If you feel that your life has been blighted by a local authority's failure to protect you during your childhood, you should consult a lawyer straight away. In a case on point, a young man who should have been removed from his mother's care and placed for adoption as a baby won the right to compensation.
A local authority had been concerned about the behaviour of the man's mother even before his birth. He exhibited behavioural problems as he grew up and a strategy meeting and a child protection conference were held. He was not, however, placed on the child protection register. Only when he was seven years old did the council obtain a care order on the basis that he was suffering, or was likely to suffer, significant harm in his mother's care.
After proceedings were launched on his behalf, the council swiftly admitted liability on the basis that it had breached the duty it owed him as a vulnerable child. It also conceded that, but for that breach, he would have been taken from his mother's care and placed for adoption in the first month of his life.

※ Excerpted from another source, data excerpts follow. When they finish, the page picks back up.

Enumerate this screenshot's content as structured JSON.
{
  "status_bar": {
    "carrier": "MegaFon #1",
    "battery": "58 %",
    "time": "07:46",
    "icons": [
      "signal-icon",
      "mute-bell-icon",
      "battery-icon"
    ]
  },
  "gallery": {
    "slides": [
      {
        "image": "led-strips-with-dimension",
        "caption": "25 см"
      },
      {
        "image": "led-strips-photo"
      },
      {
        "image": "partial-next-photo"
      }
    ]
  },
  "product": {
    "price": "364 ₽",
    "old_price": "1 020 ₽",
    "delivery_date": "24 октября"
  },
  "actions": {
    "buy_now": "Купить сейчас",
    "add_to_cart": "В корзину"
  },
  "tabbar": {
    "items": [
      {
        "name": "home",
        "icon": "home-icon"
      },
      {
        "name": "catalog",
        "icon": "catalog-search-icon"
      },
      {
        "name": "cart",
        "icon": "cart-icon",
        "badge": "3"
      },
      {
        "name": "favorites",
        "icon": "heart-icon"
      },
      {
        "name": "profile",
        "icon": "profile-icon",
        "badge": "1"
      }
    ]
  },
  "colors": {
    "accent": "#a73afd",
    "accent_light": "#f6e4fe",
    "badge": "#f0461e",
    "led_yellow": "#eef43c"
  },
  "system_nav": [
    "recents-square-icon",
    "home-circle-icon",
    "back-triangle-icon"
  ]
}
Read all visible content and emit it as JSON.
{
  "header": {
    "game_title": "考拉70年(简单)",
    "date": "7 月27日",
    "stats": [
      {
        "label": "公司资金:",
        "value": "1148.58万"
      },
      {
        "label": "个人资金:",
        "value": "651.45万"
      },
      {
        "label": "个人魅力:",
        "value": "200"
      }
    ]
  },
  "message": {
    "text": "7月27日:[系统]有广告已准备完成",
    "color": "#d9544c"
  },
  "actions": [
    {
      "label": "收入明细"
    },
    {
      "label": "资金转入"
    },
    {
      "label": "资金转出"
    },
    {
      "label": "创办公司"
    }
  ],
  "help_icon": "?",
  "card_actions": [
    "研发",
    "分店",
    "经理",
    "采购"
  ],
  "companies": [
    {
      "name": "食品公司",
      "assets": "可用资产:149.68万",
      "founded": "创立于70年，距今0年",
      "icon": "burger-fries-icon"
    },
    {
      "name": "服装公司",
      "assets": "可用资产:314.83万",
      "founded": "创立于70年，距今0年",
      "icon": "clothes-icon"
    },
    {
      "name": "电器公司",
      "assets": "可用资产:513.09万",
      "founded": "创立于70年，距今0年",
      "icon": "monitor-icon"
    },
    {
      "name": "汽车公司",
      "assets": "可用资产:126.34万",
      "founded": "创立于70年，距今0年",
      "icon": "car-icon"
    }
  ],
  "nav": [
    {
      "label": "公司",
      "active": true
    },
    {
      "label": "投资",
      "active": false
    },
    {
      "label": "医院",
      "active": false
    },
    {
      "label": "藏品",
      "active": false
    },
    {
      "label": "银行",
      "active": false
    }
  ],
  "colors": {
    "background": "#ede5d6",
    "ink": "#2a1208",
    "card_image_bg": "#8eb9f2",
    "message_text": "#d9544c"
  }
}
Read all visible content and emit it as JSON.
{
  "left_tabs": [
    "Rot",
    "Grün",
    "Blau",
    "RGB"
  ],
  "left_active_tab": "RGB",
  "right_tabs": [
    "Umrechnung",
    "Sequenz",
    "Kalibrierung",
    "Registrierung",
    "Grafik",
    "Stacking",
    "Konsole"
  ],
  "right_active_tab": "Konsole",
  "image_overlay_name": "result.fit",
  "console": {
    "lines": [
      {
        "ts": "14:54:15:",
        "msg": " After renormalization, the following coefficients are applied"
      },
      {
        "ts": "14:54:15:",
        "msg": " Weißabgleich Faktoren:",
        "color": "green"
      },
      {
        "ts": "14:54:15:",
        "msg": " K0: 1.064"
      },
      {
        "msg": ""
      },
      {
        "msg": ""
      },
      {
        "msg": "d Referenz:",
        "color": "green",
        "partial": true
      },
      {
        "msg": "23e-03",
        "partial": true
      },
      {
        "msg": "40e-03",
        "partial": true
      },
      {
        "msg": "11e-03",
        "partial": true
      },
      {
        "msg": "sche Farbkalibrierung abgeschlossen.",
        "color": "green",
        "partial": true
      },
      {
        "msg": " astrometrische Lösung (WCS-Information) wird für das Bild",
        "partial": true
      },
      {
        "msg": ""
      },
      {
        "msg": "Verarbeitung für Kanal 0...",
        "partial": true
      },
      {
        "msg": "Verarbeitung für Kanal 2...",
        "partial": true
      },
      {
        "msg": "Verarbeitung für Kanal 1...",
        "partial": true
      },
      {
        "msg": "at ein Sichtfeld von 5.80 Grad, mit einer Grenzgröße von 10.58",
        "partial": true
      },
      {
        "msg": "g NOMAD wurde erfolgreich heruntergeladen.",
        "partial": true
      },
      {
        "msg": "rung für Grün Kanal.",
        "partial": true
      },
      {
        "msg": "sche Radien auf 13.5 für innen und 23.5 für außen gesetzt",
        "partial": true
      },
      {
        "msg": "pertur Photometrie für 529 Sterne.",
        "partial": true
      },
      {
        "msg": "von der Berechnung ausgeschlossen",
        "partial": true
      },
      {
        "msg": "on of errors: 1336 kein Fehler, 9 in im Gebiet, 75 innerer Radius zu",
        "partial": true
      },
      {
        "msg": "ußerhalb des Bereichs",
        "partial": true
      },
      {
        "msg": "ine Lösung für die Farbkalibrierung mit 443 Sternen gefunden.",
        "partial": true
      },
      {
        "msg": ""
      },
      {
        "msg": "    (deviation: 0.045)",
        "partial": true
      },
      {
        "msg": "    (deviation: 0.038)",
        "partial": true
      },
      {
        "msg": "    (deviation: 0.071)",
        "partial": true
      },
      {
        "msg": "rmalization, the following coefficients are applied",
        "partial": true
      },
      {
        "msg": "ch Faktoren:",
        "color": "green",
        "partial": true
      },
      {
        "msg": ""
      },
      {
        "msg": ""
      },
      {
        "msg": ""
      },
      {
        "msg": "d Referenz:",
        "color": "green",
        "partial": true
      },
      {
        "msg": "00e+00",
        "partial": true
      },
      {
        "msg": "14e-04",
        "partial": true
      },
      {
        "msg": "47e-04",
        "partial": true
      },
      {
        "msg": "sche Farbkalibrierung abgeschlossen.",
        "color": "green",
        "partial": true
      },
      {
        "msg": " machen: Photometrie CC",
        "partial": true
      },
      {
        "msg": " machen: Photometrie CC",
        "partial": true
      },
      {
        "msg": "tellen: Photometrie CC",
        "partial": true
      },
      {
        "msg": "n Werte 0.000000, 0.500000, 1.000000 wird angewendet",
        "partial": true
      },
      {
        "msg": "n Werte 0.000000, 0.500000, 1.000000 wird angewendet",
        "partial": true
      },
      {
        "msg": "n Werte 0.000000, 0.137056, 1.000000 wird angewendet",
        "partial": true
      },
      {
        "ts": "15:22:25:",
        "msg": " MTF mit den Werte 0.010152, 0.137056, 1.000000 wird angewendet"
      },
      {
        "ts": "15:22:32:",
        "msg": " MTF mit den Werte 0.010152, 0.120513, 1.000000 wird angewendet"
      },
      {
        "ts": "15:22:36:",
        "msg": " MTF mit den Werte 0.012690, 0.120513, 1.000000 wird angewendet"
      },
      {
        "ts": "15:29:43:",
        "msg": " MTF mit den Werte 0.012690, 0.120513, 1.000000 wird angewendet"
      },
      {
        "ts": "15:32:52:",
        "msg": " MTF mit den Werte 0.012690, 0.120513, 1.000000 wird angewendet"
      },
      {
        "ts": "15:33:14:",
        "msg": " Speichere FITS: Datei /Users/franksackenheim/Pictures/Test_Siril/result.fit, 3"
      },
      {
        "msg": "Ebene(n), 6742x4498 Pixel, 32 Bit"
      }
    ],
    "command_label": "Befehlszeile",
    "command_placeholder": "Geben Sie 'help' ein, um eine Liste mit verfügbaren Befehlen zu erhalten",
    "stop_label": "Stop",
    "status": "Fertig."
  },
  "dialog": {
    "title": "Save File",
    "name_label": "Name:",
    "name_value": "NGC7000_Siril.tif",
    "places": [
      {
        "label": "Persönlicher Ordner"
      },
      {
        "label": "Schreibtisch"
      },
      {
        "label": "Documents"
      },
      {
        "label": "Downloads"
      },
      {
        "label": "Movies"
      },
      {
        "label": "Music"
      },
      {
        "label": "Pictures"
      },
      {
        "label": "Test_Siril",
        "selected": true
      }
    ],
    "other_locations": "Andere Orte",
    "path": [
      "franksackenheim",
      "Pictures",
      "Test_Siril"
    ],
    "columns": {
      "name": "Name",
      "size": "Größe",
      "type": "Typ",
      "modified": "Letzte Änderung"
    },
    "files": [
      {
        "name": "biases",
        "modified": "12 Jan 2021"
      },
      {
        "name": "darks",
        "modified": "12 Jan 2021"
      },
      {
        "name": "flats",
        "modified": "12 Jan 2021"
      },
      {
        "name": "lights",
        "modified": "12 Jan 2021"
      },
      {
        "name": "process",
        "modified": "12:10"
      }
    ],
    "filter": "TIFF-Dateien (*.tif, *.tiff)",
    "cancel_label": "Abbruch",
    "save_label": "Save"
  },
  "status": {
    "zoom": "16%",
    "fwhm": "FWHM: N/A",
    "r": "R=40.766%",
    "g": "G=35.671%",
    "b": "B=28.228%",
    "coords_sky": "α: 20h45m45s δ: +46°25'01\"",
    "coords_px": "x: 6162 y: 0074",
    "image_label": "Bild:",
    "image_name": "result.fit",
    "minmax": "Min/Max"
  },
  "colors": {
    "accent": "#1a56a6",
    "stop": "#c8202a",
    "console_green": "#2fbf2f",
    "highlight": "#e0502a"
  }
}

Seven years after those formal admissions were made, however, the council sought judicial permission to withdraw them. It asserted that a recent sea change in the law, arising from a Supreme Court ruling, had rendered the man's claim untenable. Following two hearings, permission was refused by a judge.
Dismissing the council's challenge to that ruling, the Court of Appeal found that it would not be just, fair or appropriate to permit it to go back on admissions that were made so long ago. Such a course would cause obvious prejudice to the man whose lawyers had for years proceeded on a non-adversarial basis on the assumption that the council had irrevocably conceded liability. The Court's ruling meant that the man would in due course receive appropriate compensation.